When spring comes, and the snow melts in Afghanistan, the fighting picks up from its winter lull. That's the traditional rhythm, at any rate, to the cycle of war in Afghanistan.
But as we enter this tense spring fighting season, a lot has changed, not least the addition of tens of thousands of additional U.S. troops that President Obama ordered to Afghanistan to try to change the trajectory of the fight.
Some military leaders and analysts point to signs that the counterinsurgency is going as planned. And the White House maintains that troops will start to head home this July with the goal of Afghan forces taking the lead for security across the country by the end of 2014.
Still, there are also worrying developments: new evidence of corruption within Afghanistan's government and security forces, for example, and there are indications that civilian casualties are impeding the counterinsurgency plan. Just two weeks ago, a NATO attack killed as many as 65 civilians in eastern Kunar province. The incident is being investigated by the U.N.
Well, if you have served in Afghanistan, are you optimistic? Let us know. Our number here in Washington is 800-989-8255. Our email address is firstname.lastname@example.org, and you can also join the conversation on our website. That's at npr.org. Click on TALK OF THE NATION.
We're going to begin with C.J. Chivers. He covers the war in Afghanistan for The New York Times, and he's joining us from his home in Providence, Rhode Island, where he's taking a much-needed break from covering the war in Afghanistan.

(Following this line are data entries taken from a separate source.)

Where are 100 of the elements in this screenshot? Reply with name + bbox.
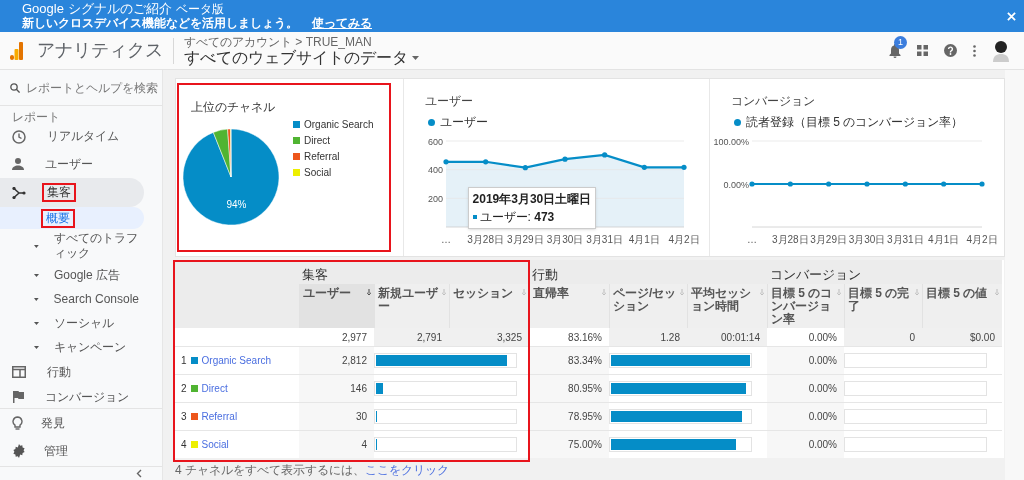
column-header[interactable]: 新規ユーザー xyxy=(374,284,449,328)
axis-label: 3月31日 xyxy=(585,234,623,245)
avatar[interactable] xyxy=(992,39,1010,62)
lightbulb-icon xyxy=(12,415,23,431)
legend-swatch xyxy=(293,137,300,144)
show-all-link[interactable]: ここをクリック xyxy=(365,463,449,477)
settings-icon xyxy=(12,444,26,458)
data-point xyxy=(443,159,449,165)
tooltip-title: 2019年3月30日土曜日 xyxy=(472,191,592,208)
close-icon[interactable] xyxy=(1007,11,1016,21)
total-cell: 3,325 xyxy=(449,328,529,346)
nav-label: 行動 xyxy=(46,363,72,381)
channel-link[interactable]: Direct xyxy=(201,381,228,396)
beta-label: ベータ版 xyxy=(175,2,224,16)
nav-item[interactable]: 管理 xyxy=(0,437,162,465)
slice-label: 94% xyxy=(226,199,247,211)
data-point xyxy=(979,181,985,187)
card-title: ユーザー xyxy=(424,94,473,108)
nav-subitem[interactable]: Google 広告 xyxy=(0,263,144,287)
view-selector[interactable]: すべてのウェブサイトのデータ xyxy=(184,49,419,66)
table-cell: 4 xyxy=(299,430,374,458)
table-cell: 2,812 xyxy=(299,346,374,374)
search-field[interactable]: レポートとヘルプを検索 xyxy=(26,78,162,97)
nav-subitem[interactable]: Search Console xyxy=(0,287,144,311)
data-point xyxy=(864,181,870,187)
nav-item[interactable]: ユーザー xyxy=(0,150,144,178)
nav-item[interactable]: 集客 xyxy=(0,178,144,207)
column-header[interactable]: ユーザー xyxy=(299,284,374,328)
axis-label: 400 xyxy=(427,165,443,176)
nav-subitem[interactable]: 概要 xyxy=(0,207,144,229)
legend-swatch xyxy=(293,153,300,160)
column-header[interactable]: 目標 5 の値 xyxy=(922,284,1002,328)
channel-link[interactable]: Organic Search xyxy=(201,353,272,368)
nav-subitem[interactable]: ソーシャル xyxy=(0,311,144,335)
nav-item[interactable]: 発見 xyxy=(0,409,162,437)
row-number: 2 xyxy=(181,382,187,396)
column-header[interactable]: ページ/セッション xyxy=(609,284,687,328)
axis-label: 3月28日 xyxy=(772,234,809,245)
channel-link[interactable]: Social xyxy=(201,437,229,452)
data-point xyxy=(522,165,528,171)
legend-label: Social xyxy=(304,166,332,180)
legend-label: Organic Search xyxy=(304,118,374,132)
nav-label: 管理 xyxy=(44,443,68,460)
column-header[interactable]: 直帰率 xyxy=(529,284,609,328)
legend-swatch xyxy=(293,121,300,128)
card-title: コンバージョン xyxy=(731,94,815,108)
data-point xyxy=(826,181,832,187)
data-point xyxy=(641,164,647,170)
nav-label: Search Console xyxy=(52,290,140,308)
notifications-icon[interactable] xyxy=(889,43,901,58)
axis-label: 3月28日 xyxy=(466,234,504,245)
nav-item[interactable]: リアルタイム xyxy=(0,123,144,150)
total-cell: 0 xyxy=(844,328,922,346)
caret-icon xyxy=(34,320,39,326)
clock-icon xyxy=(12,129,26,144)
data-point xyxy=(902,181,908,187)
nav-label: リアルタイム xyxy=(46,128,120,145)
sort-arrow-icon xyxy=(367,289,371,295)
axis-label: … xyxy=(747,234,757,245)
tooltip-value: ユーザー: 473 xyxy=(479,209,555,226)
table-cell: 0.00% xyxy=(767,374,844,402)
axis-label: 3月30日 xyxy=(848,234,886,245)
more-icon[interactable] xyxy=(973,44,976,57)
axis-label: 4月2日 xyxy=(668,234,700,245)
legend-swatch xyxy=(472,215,477,219)
banner-message: 新しいクロスデバイス機能などを活用しましょう。 xyxy=(22,16,298,30)
apps-icon[interactable] xyxy=(917,45,928,56)
axis-label: 3月31日 xyxy=(887,234,924,245)
caret-icon xyxy=(34,344,39,350)
column-header[interactable]: セッション xyxy=(449,284,529,328)
table-cell: 83.34% xyxy=(529,346,609,374)
channel-link[interactable]: Referral xyxy=(201,409,238,424)
flag-icon xyxy=(12,391,24,403)
nav-item[interactable]: 行動 xyxy=(0,359,144,385)
nav-subitem[interactable]: キャンペーン xyxy=(0,335,144,359)
data-point xyxy=(749,181,755,187)
legend-label: Direct xyxy=(304,134,331,148)
axis-label: 4月1日 xyxy=(928,234,960,245)
data-point xyxy=(787,181,793,187)
axis-label: 100.00% xyxy=(713,136,749,147)
nav-subitem[interactable]: すべてのトラフィック xyxy=(0,229,144,263)
nav-item[interactable]: コンバージョン xyxy=(0,385,144,408)
window-icon xyxy=(12,366,26,378)
table-cell: 0.00% xyxy=(767,402,844,430)
legend-label: 読者登録（目標 5 のコンバージョン率） xyxy=(746,114,964,131)
column-header[interactable]: 平均セッション時間 xyxy=(687,284,767,328)
section-label: レポート xyxy=(12,110,60,124)
column-header[interactable]: 目標 5 のコンバージョン率 xyxy=(767,284,844,328)
try-link[interactable]: 使ってみる xyxy=(312,16,372,30)
table-cell: 146 xyxy=(299,374,374,402)
footnote: 4 チャネルをすべて表示するには、ここをクリック xyxy=(175,463,450,477)
data-point xyxy=(601,152,607,158)
data-point xyxy=(562,156,568,162)
table-cell: 0.00% xyxy=(767,346,844,374)
collapse-icon[interactable] xyxy=(136,469,142,478)
nav-label: キャンペーン xyxy=(53,338,127,356)
legend-label: Referral xyxy=(304,150,340,164)
column-header[interactable]: 目標 5 の完了 xyxy=(844,284,922,328)
nav-label: 集客 xyxy=(42,183,76,202)
help-icon[interactable] xyxy=(944,44,957,57)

Chris, nice to have you have you on the program again.
Mr. C.J. CHIVERS (Reporter, The New York Times): Thanks for having me.
KELLY: Well, let me put the question to you first. When you speak to troops on the ground there in Afghanistan, are they optimistic about how it's going?
Mr. CHIVERS: Well, I would say that the lower down the ranks you, the less optimism you find. The pragmatic view of the people actually walking the patrol is that, you know, the - a plan has crested. We have all the forces on the ground. And now what? Where do we go from here? Because what they're controlling is actually a fairly small part of the country, which they call key (technical difficulty) districts. And a lot of the country is still very much, even with all these troops on the ground, out of their influence.
KELLY: And when we talk about the spring fighting season, and traditionally that is when violence would pick up again, do you see it following that track this year?
Mr. CHIVERS: Well, it's - we should start with a caveat. It's always difficult, and I'm very suspicious of any assessments that are made this time of year. February and March is, you know, the end of what's usually a slowdown in the violence, and we can expect things to pick up several weeks on from now. And then we'll have a more clear picture.
But there - if you look at the last few months, you know, where it typically, the violence does go down quite a bit, there's been a lot of sustained incidents. There's been attacked in Jalalabad. There's been attacks in Kabul. The incidents have managed to keep quite a bit of pressure up, even though all these forces are on the ground. So I would think that this year would follow the past patterns and be quite bloody.